Oh dear. How quick you are to disregard his oldest daughter with a severe disability, and the rest of his family. Do you think you're worth more than them? Would you like to be so cast aside when said man wants to move on from you?
There doesn't need to be another year of seeing him. Just get out. I've no sympathy at all with you, but I do hope you're just stupid, not vulnerable and being exploited.
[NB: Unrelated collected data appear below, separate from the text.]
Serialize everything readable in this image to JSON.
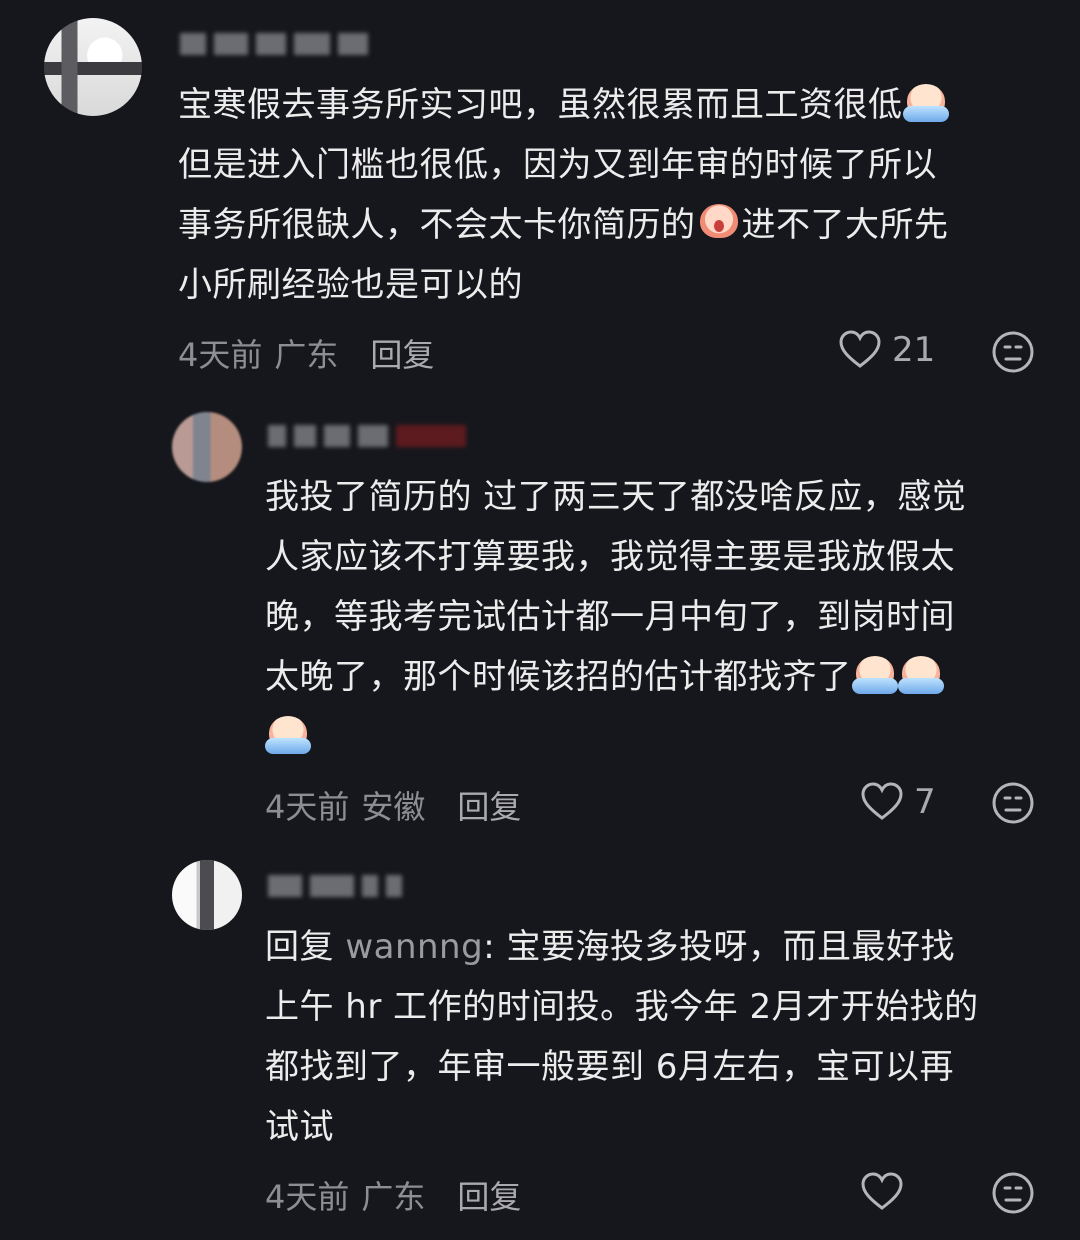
{
  "comments": [
    {
      "text_line1": "宝寒假去事务所实习吧，虽然很累而且工资很低",
      "text_line2": "但是进入门槛也很低，因为又到年审的时候了所以",
      "text_line3a": "事务所很缺人，不会太卡你简历的",
      "text_line3b": "进不了大所先",
      "text_line4": "小所刷经验也是可以的",
      "time": "4天前",
      "location": "广东",
      "reply_label": "回复",
      "like_count": "21",
      "icons": [
        "heart-icon",
        "dislike-face-icon",
        "crying-emoji-icon",
        "shocked-emoji-icon"
      ]
    },
    {
      "text_line1": "我投了简历的 过了两三天了都没啥反应，感觉",
      "text_line2": "人家应该不打算要我，我觉得主要是我放假太",
      "text_line3": "晚，等我考完试估计都一月中旬了，到岗时间",
      "text_line4": "太晚了，那个时候该招的估计都找齐了",
      "time": "4天前",
      "location": "安徽",
      "reply_label": "回复",
      "like_count": "7",
      "icons": [
        "heart-icon",
        "dislike-face-icon",
        "crying-emoji-icon"
      ]
    },
    {
      "reply_prefix": "回复",
      "reply_target": "wannng",
      "text_line1": ": 宝要海投多投呀，而且最好找",
      "text_line2": "上午 hr 工作的时间投。我今年 2月才开始找的",
      "text_line3": "都找到了，年审一般要到 6月左右，宝可以再",
      "text_line4": "试试",
      "time": "4天前",
      "location": "广东",
      "reply_label": "回复",
      "icons": [
        "heart-icon",
        "dislike-face-icon"
      ]
    }
  ],
  "colors": {
    "background": "#16171c",
    "text": "#ececed",
    "meta": "#8d8d92"
  }
}
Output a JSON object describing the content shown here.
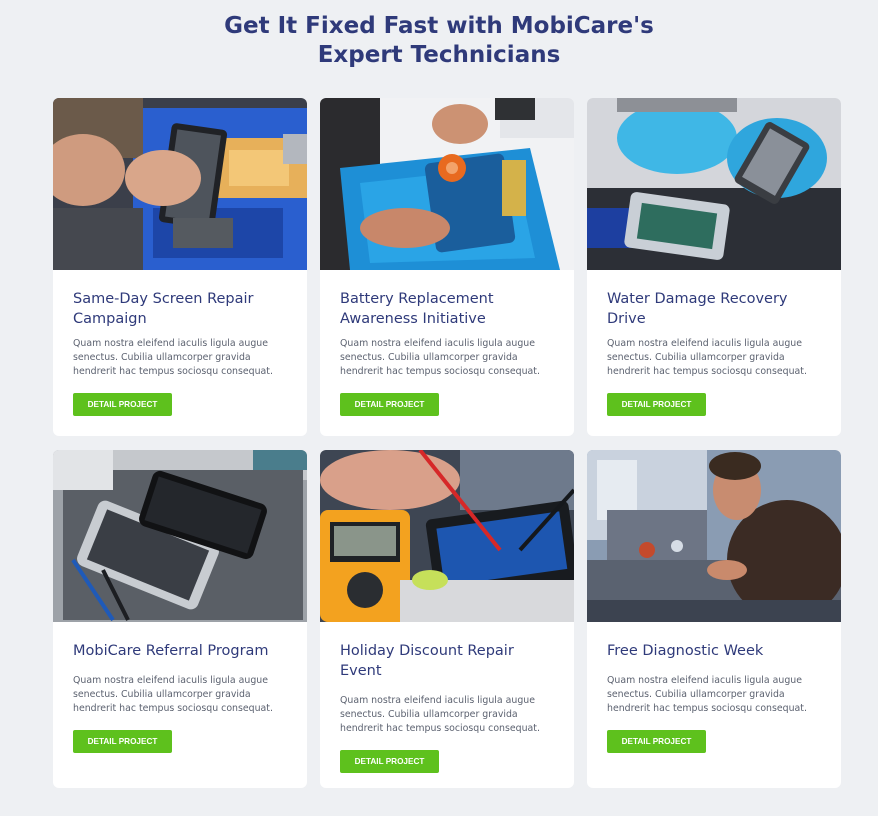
{
  "heading": {
    "line1": "Get It Fixed Fast with MobiCare's",
    "line2": "Expert Technicians"
  },
  "colors": {
    "background": "#eef0f3",
    "heading": "#2f3a7a",
    "button": "#5ec11d"
  },
  "cards": [
    {
      "image": "technician-repairing-phone-on-blue-mat",
      "title": "Same-Day Screen Repair Campaign",
      "description": "Quam nostra eleifend iaculis ligula augue senectus. Cubilia ullamcorper gravida hendrerit hac tempus sociosqu consequat.",
      "button": "DETAIL PROJECT"
    },
    {
      "image": "battery-replacement-suction-tool",
      "title": "Battery Replacement Awareness Initiative",
      "description": "Quam nostra eleifend iaculis ligula augue senectus. Cubilia ullamcorper gravida hendrerit hac tempus sociosqu consequat.",
      "button": "DETAIL PROJECT"
    },
    {
      "image": "gloved-hands-with-phone-board",
      "title": "Water Damage Recovery Drive",
      "description": "Quam nostra eleifend iaculis ligula augue senectus. Cubilia ullamcorper gravida hendrerit hac tempus sociosqu consequat.",
      "button": "DETAIL PROJECT"
    },
    {
      "image": "disassembled-phone-on-gray-mat",
      "title": "MobiCare Referral Program",
      "description": "Quam nostra eleifend iaculis ligula augue senectus. Cubilia ullamcorper gravida hendrerit hac tempus sociosqu consequat.",
      "button": "DETAIL PROJECT"
    },
    {
      "image": "multimeter-testing-circuit-board",
      "title": "Holiday Discount Repair Event",
      "description": "Quam nostra eleifend iaculis ligula augue senectus. Cubilia ullamcorper gravida hendrerit hac tempus sociosqu consequat.",
      "button": "DETAIL PROJECT"
    },
    {
      "image": "technician-soldering-at-workbench",
      "title": "Free Diagnostic Week",
      "description": "Quam nostra eleifend iaculis ligula augue senectus. Cubilia ullamcorper gravida hendrerit hac tempus sociosqu consequat.",
      "button": "DETAIL PROJECT"
    }
  ]
}
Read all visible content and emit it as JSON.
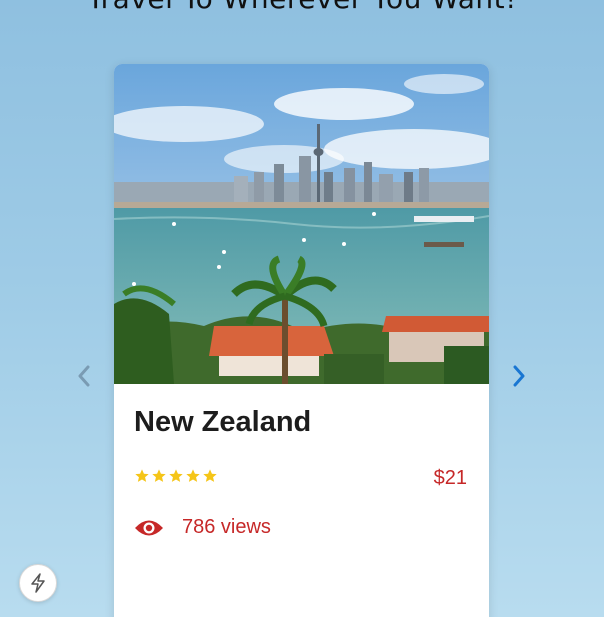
{
  "page": {
    "heading": "Travel To Wherever You Want!"
  },
  "card": {
    "title": "New Zealand",
    "rating": 5,
    "rating_max": 5,
    "price": "$21",
    "views": "786 views",
    "image": "new-zealand-auckland-skyline-photo"
  },
  "carousel": {
    "prev_icon": "chevron-left-icon",
    "next_icon": "chevron-right-icon"
  },
  "fab": {
    "icon": "lightning-bolt-icon"
  },
  "colors": {
    "background_top": "#8fc0e0",
    "background_bottom": "#b8dcef",
    "price_red": "#c62828",
    "star_gold": "#f5c518",
    "next_arrow": "#1976d2",
    "prev_arrow": "#7a9bb3"
  }
}
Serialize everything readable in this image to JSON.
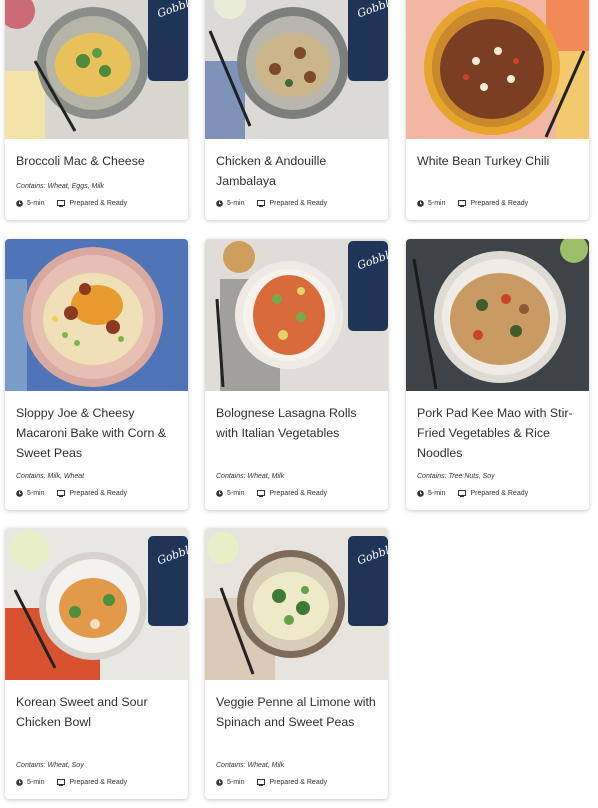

Good luck.

HelpMeGetThrough · 30/08/2025 06:37

I deserve to be taken out, showed off etc.

Nah, you don’t, you aren’t worth it.

Fiveandeight58 · 30/08/2025 06:47

His poor wife is probably too tired to want sex with him after looking after a disabled child all day so he’s looked elsewhere and there you where willing to give him a regular shag which is probably all you’ll ever be to him he’s never going to leave his wife and child for you your just an escape for a while from his situation instead of shagging you he should maybe help more with his disabled child and give his wife a break and you need to get some self respect stop enabling his despicable behaviour and cut ties with him the sooner you wake up and smell the coffee the sooner you’ll realise your nothing more to him than a regular place to dip his wick

alphabetti · 30/08/2025 06:56

He would see you more than every other month and leave if he wanted he’s just enjoying the control and having someone wanting him. The day to day life of raising children is hard at times let alone a child with severe disability he just wants a bit of relief from it all.

Sounds like his wife has sacrificed a lot including her earning potential to care for their child. She needs supporting by someone who loves her. Her being abandoned will damage her mental health and she deserves better. Even if court allows her to stay in house with children etc things will become financially difficult for her why does she deserve that? Honestly block him so you can’t have contact and leave them alone.

chatgptsbestmate · 30/08/2025 07:02

HallieConstancex · 29/08/2025 19:44

But IS he awful? How can he just leave the mother of his disabled child? Knowing his child might not even outlive their parents. I can’t even imagine what that would feel like, for either of them. I know he will never leave her, for this reason. Yet he probably would leave if his circumstances are different.

I’m honestly open to you telling me I’m being a twat and that above opinion is wrong and I’ve got rose tinted glasses on.

He CAN just leave and continue to provide for his wife and family financially.

He CAN just leave and continue to provide for his wife and family by seeing them as often as possible and paying for carers if necessary.

He CAN just leave. He doesn't WANT to leave. Otherwise he would just leave

Deepbluesea1 · 30/08/2025 07:09

I’m not here for sympathy, I know I need to let go.

don't worry, you won't get and deserve sympathy. What he is doing is wrong on all levels, but you aren't any better. Why on earth are you involved with a married man with a family?

end the 'relationship' or whatever that is If you see him monthly, he is not very much in your life. Resign, find another job. The possibilities are virtually endless.

You are a homewrecker, how do you deserve anything eps being showed off? You are both awful people! do you not have any morals?